Reputation: 385
I'd like to improve performance of my Dynamic Linked Library (DLL).
For that I want to use lookup tables of cos() and sin() as I use a lot of them.
As I want maximum performance, I want to create a table from 0 to 2PI that contains the resulting cos and sin computations.
For a good result in term of precision, I think tables of 1 mb for each function is a good trade between size and precision.
I would like to know how to create and uses these tables without using an external file (as it is a DLL) : I want to keep everything within one file.
Also I don't want to compute the sin and cos function when the plugin starts : they have to be computed once and put in a standard vector.
But how do I do that in C++?
EDIT1: code from jons34yp is very good to create the vector files.
I did a small benchmark and found that if you need good precision and good speed you can do a 250000 units vector and linear interpolate between them you will have a 7.89E-11 max error (!) and it is the fastest between all the approximations I tried (and it is more than 12x faster than sin() (13,296 x faster exactly)
Upvotes: 3
Views: 7991
Reputation: 114511
You can use precomputation instead of storing them already precomputed in the executable:
double precomputed_sin[65536];
struct table_filler {
table_filler() {
for (int i=0; i<65536; i++) {
precomputed_sin[i] = sin(i*2*3.141592654/65536);
}
}
} table_filler_instance;
This way the table is computed just once at program startup and it's still at a fixed memory address. After that tsin
and tcos
can be implemented inline as
inline double tsin(int x) { return precomputed_sin[x & 65535]; }
inline double tcos(int x) { return precomputed_sin[(x + 16384) & 65535]; }
Upvotes: 3
Reputation: 153919
The usual answer to this sort of question is to write a small
program which generates a C++ source file with the values in
a table, and compile it into your DLL. If you're thinking of
tables with 128000 entries (128000 doubles are 1MB), however,
you might run up against some internal limits in your compiler.
In that case, you might consider writing the values out to
a file as a memory dump, and mmap
ing this file when you load
the DLL. (Under windows, I think you could even put this second
file into a second stream of your DLL file, so you wouldn't have
to distribute a second file.)
Upvotes: 0
Reputation:
Easiest solution is to write a separate program that creates a .cc
file with definition of your vector.
For example:
#include <iostream>
#include <cmath>
int main()
{
std::ofstream out("values.cc");
out << "#include \"static_values.h\"\n";
out << "#include <vector>\n";
out << "std::vector<float> pi_values = {\n";
out << std::precision(10);
// We only need to compute the range from 0 to PI/2, and use trigonometric
// transformations for values outside this range.

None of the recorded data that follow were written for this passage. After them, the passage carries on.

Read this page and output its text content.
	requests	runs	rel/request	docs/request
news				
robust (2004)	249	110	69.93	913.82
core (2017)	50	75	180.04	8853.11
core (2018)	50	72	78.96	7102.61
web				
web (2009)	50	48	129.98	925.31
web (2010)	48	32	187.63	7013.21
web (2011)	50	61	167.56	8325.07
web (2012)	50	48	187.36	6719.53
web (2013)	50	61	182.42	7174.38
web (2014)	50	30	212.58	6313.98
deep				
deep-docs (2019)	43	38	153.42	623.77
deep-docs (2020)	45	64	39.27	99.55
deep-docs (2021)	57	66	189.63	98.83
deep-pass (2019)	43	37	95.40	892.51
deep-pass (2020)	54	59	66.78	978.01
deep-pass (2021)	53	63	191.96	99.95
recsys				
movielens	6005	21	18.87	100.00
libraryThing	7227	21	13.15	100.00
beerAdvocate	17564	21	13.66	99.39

double range = 3.141529 / 2;
unsigned num_results = 250000;
for (unsigned i = 0; i < num_results; i++) {
double value = (range / num_results) * i;
double res = std::sin(value);
out << " " << res << ",\n";
}
out << "};\n"
out.close();
}
Note that this is unlikely to improve performance, since a table of this size probably won't fit in your L2 cache. This means a large percentage of trigonometric computations will need to access RAM; each such access costs roughly several hundreds of CPU cycles.
By the way, have you looked at approximate SSE SIMD trigonometric libraries. This looks like a good use case for them.
Upvotes: 3